Improvements in lung function with nebulized revefenacin in the treatment of patients with moderate to very severe COPD: Results from two replicate phase III clinical trials

Abstract

Background: Revefenacin, a novel, lung-selective, long-acting muscarinic antagonist, has been developed for nebulized therapy for chronic obstructive pulmonary disease (COPD). We present the results of replicate Phase III efficacy and safety studies of revefenacin in patients with moderate to very severe COPD. Methods: In 2 double-blind, parallel-group studies, (Study 0126 and Study 0127), patients ≥ 40 years old were randomized to revefenacin 88 μg, revefenacin 175 μg or placebo administered once daily by standard jet nebulizer for 12 weeks.
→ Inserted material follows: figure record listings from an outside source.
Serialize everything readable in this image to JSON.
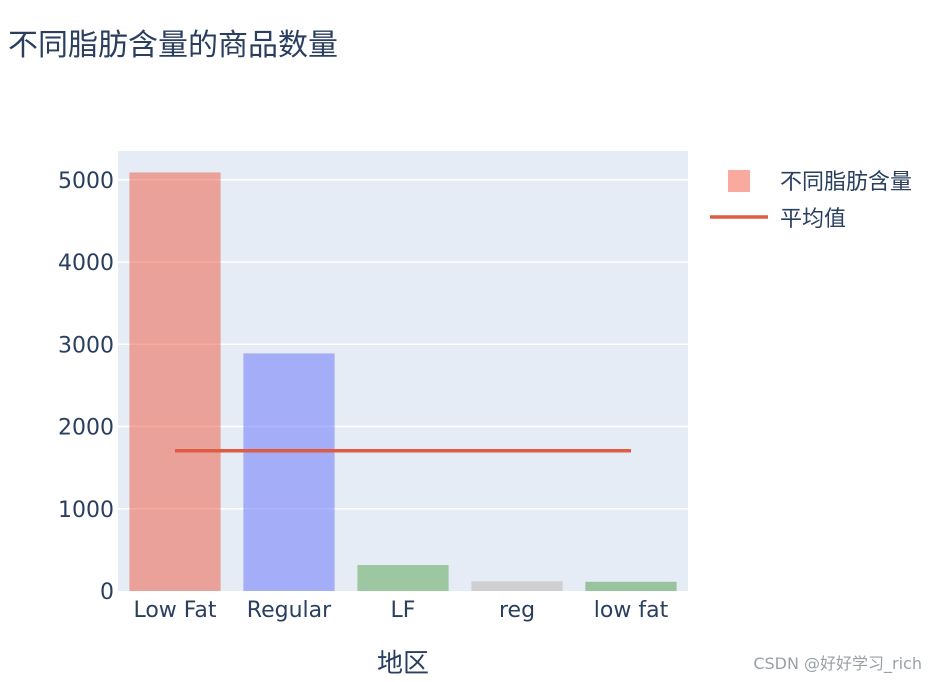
{
  "chart_data": {
    "type": "bar",
    "title": "不同脂肪含量的商品数量",
    "xlabel": "地区",
    "ylabel": "",
    "categories": [
      "Low Fat",
      "Regular",
      "LF",
      "reg",
      "low fat"
    ],
    "series": [
      {
        "name": "不同脂肪含量",
        "type": "bar",
        "values": [
          5089,
          2889,
          316,
          117,
          112
        ],
        "colors": [
          "#EF553B",
          "#636EFA",
          "#54A24B",
          "#BAB0AC",
          "#4C9A44"
        ],
        "opacity": 0.5
      },
      {
        "name": "平均值",
        "type": "line",
        "value": 1704.6,
        "color": "#DE5C43"
      }
    ],
    "yticks": [
      0,
      1000,
      2000,
      3000,
      4000,
      5000
    ],
    "ylim": [
      0,
      5350
    ],
    "grid": true,
    "legend_position": "top-right",
    "plot_bgcolor": "#E5ECF6"
  },
  "watermark": "CSDN @好好学习_rich"
}
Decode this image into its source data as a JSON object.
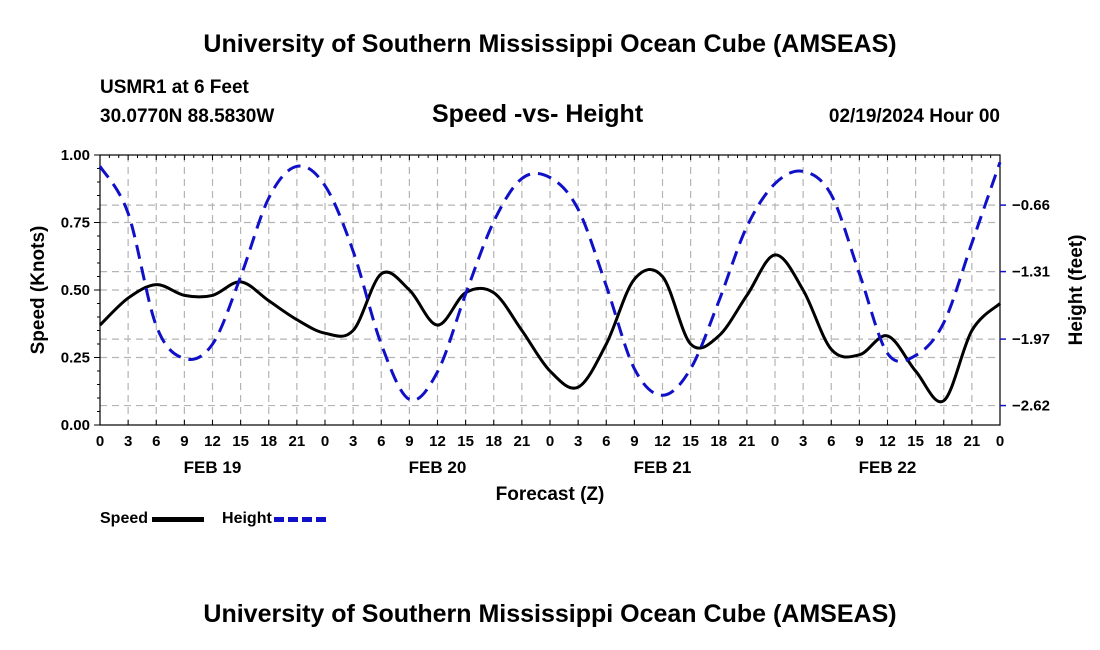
{
  "header": {
    "title": "University of Southern Mississippi Ocean Cube (AMSEAS)",
    "station": "USMR1 at 6 Feet",
    "coords": "30.0770N  88.5830W",
    "subtitle": "Speed -vs- Height",
    "date": "02/19/2024 Hour 00"
  },
  "footer": {
    "title": "University of Southern Mississippi Ocean Cube (AMSEAS)"
  },
  "legend": {
    "speed_label": "Speed",
    "height_label": "Height"
  },
  "colors": {
    "speed": "#000000",
    "height": "#1010c8",
    "grid": "#b4b4b4"
  },
  "chart_data": {
    "type": "line",
    "title": "Speed -vs- Height",
    "xlabel": "Forecast (Z)",
    "ylabel": "Speed (Knots)",
    "y2label": "Height (feet)",
    "xlim": [
      0,
      96
    ],
    "ylim": [
      0,
      1
    ],
    "y2lim": [
      -2.81,
      -0.17
    ],
    "x_tick_labels": [
      "0",
      "3",
      "6",
      "9",
      "12",
      "15",
      "18",
      "21",
      "0",
      "3",
      "6",
      "9",
      "12",
      "15",
      "18",
      "21",
      "0",
      "3",
      "6",
      "9",
      "12",
      "15",
      "18",
      "21",
      "0",
      "3",
      "6",
      "9",
      "12",
      "15",
      "18",
      "21",
      "0"
    ],
    "y_ticks": [
      0,
      0.25,
      0.5,
      0.75,
      1.0
    ],
    "y_tick_labels": [
      "0.00",
      "0.25",
      "0.50",
      "0.75",
      "1.00"
    ],
    "y2_ticks": [
      -2.62,
      -1.97,
      -1.31,
      -0.66
    ],
    "y2_tick_labels": [
      "−2.62",
      "−1.97",
      "−1.31",
      "−0.66"
    ],
    "day_labels": [
      {
        "x": 12,
        "label": "FEB 19"
      },
      {
        "x": 36,
        "label": "FEB 20"
      },
      {
        "x": 60,
        "label": "FEB 21"
      },
      {
        "x": 84,
        "label": "FEB 22"
      }
    ],
    "series": [
      {
        "name": "Speed",
        "axis": "left",
        "x": [
          0,
          3,
          6,
          9,
          12,
          15,
          18,
          21,
          24,
          27,
          30,
          33,
          36,
          39,
          42,
          45,
          48,
          51,
          54,
          57,
          60,
          63,
          66,
          69,
          72,
          75,
          78,
          81,
          84,
          87,
          90,
          93,
          96
        ],
        "values": [
          0.37,
          0.47,
          0.52,
          0.48,
          0.48,
          0.53,
          0.46,
          0.39,
          0.34,
          0.35,
          0.56,
          0.5,
          0.37,
          0.49,
          0.49,
          0.35,
          0.2,
          0.14,
          0.3,
          0.54,
          0.55,
          0.3,
          0.33,
          0.48,
          0.63,
          0.5,
          0.28,
          0.26,
          0.33,
          0.2,
          0.09,
          0.35,
          0.45
        ]
      },
      {
        "name": "Height",
        "axis": "right",
        "x": [
          0,
          3,
          6,
          9,
          12,
          15,
          18,
          21,
          24,
          27,
          30,
          33,
          36,
          39,
          42,
          45,
          48,
          51,
          54,
          57,
          60,
          63,
          66,
          69,
          72,
          75,
          78,
          81,
          84,
          87,
          90,
          93,
          96
        ],
        "values": [
          -0.28,
          -0.74,
          -1.84,
          -2.16,
          -2.02,
          -1.36,
          -0.59,
          -0.28,
          -0.47,
          -1.11,
          -2.02,
          -2.56,
          -2.29,
          -1.53,
          -0.82,
          -0.4,
          -0.39,
          -0.7,
          -1.45,
          -2.26,
          -2.52,
          -2.26,
          -1.6,
          -0.87,
          -0.45,
          -0.33,
          -0.56,
          -1.33,
          -2.11,
          -2.13,
          -1.81,
          -1.03,
          -0.24
        ]
      }
    ]
  }
}
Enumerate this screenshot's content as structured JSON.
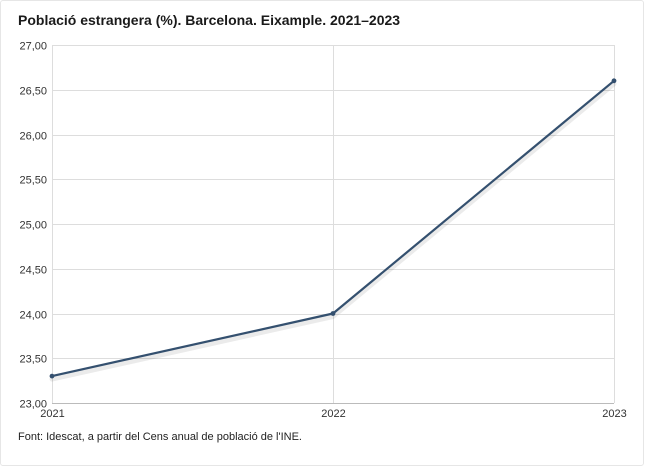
{
  "title": "Població estrangera (%). Barcelona. Eixample. 2021–2023",
  "source": "Font: Idescat, a partir del Cens anual de població de l'INE.",
  "chart_data": {
    "type": "line",
    "title": "Població estrangera (%). Barcelona. Eixample. 2021–2023",
    "xlabel": "",
    "ylabel": "",
    "x": [
      "2021",
      "2022",
      "2023"
    ],
    "series": [
      {
        "values": [
          23.3,
          24.0,
          26.6
        ]
      }
    ],
    "ylim": [
      23.0,
      27.0
    ],
    "y_ticks": [
      23.0,
      23.5,
      24.0,
      24.5,
      25.0,
      25.5,
      26.0,
      26.5,
      27.0
    ],
    "y_tick_labels": [
      "23,00",
      "23,50",
      "24,00",
      "24,50",
      "25,00",
      "25,50",
      "26,00",
      "26,50",
      "27,00"
    ],
    "grid": true,
    "legend": "none",
    "colors": {
      "line": "#34506f",
      "grid": "#dddddd",
      "axis": "#bbbbbb"
    }
  }
}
The primary endpoint was 24-hour trough forced expiratory volume in 1 second (FEV1) on day 85. Secondary efficacy endpoints included overall treatment effect (OTE) on trough FEV1 and peak FEV1 (0-2 hours after first dose). Safety assessments included treatment-emergent adverse events. Results: At day 85, revefenacin 88 μg and 175 μg improved trough FEV1 versus placebo in Study 0126 (by 79 mL [p=0.0003] and 146 mL [p < 0.0001]) and Study 0127 (by 160 mL and 147 mL; both p < 0.0001). Compared with placebo, pooled data of revefenacin 88 μg and 175 μg increased OTE trough FEV1 by 115 mL and 142 mL (both p < 0.001) and increased peak FEV1 by 127 mL and 129 mL (both p < 0.0001). Revefenacin 175 μg demonstrated greater improvements in FEV1 in concomitant long-acting beta2-agonist patients and in more severe patients than revefenacin 88 μg. Adverse events were minor. Conclusions: Revefenacin, administered once daily for 12 weeks to patients with moderate to very severe COPD, demonstrated clinically significant improvements in trough FEV1 and OTE FEV1. Revefenacin was generally well tolerated with no major safety concerns.